Well, I woke up this morning ( this afternoon really, I slept for about 12 hours but I guess that can be expected seeing as I haven't slept at all really in about 4-5 days.) I felt really good UNTIL I saw that I had a notification from one of my other anxiety sites that I was on. I opened it and read it and it was someone that was saying that they basically had all the same symptoms as me and they did end up having to have theirs out. I mean I went to urgent care yesterday and they told me there was no way that I had it and that it was def anxiety, but now I'm starting to think like oh no what if I got it over night or what if they were wrong or blah blah.
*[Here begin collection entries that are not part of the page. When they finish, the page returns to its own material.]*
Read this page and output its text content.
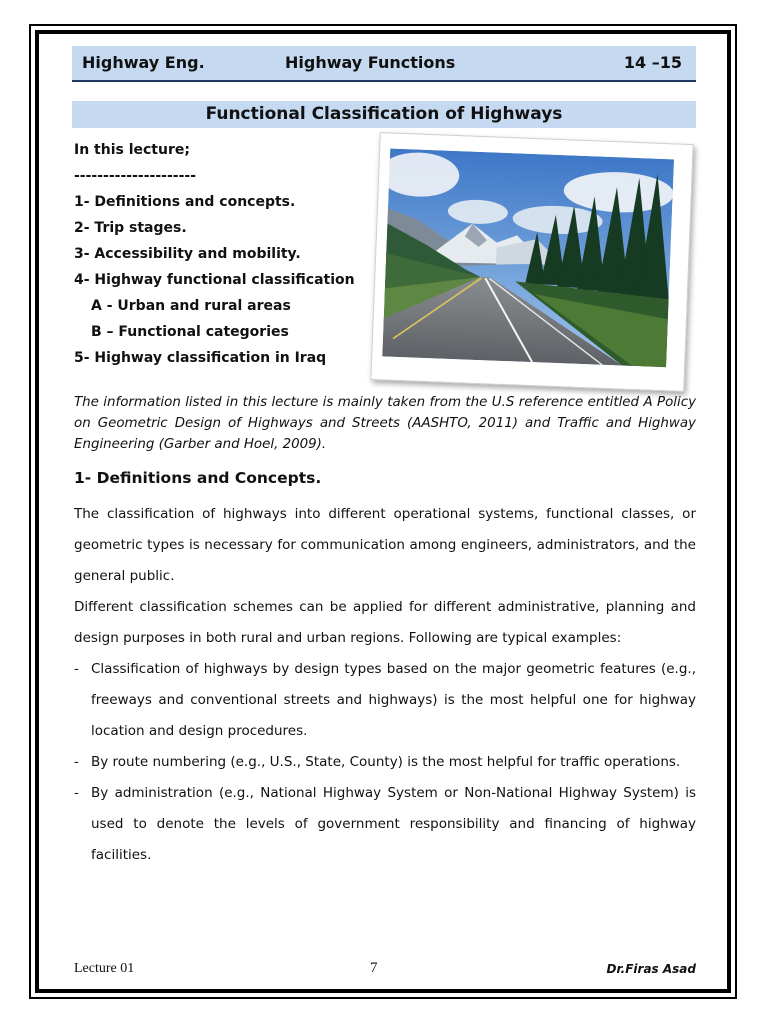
Highway Eng.	Highway Functions	14 –15
Functional Classification of Highways
In this lecture;
---------------------
1- Definitions and concepts.
2- Trip stages.
3- Accessibility and mobility.
4- Highway functional classification
A - Urban and rural areas
B – Functional categories
5- Highway classification in Iraq
The information listed in this lecture is mainly taken from the U.S reference entitled A Policy on Geometric Design of Highways and Streets (AASHTO, 2011) and Traffic and Highway Engineering (Garber and Hoel, 2009).
1- Definitions and Concepts.

The classification of highways into different operational systems, functional classes, or geometric types is necessary for communication among engineers, administrators, and the general public.

Different classification schemes can be applied for different administrative, planning and design purposes in both rural and urban regions. Following are typical examples:

- Classification of highways by design types based on the major geometric features (e.g., freeways and conventional streets and highways) is the most helpful one for highway location and design procedures.
- By route numbering (e.g., U.S., State, County) is the most helpful for traffic operations.
- By administration (e.g., National Highway System or Non-National Highway System) is used to denote the levels of government responsibility and financing of highway facilities.
Lecture 01	7	Dr.Firas Asad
I know the odds of them being wrong are pretty close to nothing and I should listen to the doctor a hell of a lot more then some random person on the internet. Its just hard a person with anxiety to listen to good news and not listen to bad news. I believe the doctor was spot on with the gas because every time I get worked up I burp and eh 'release gas other ways' and that's when I get my stomach pains. I can't believe I was at the doctor yesterday and I'm already second guess what they said. I really need to get my pills. I tried to get them twice yesterday but they weren't ready. Hopefully they will be ready today.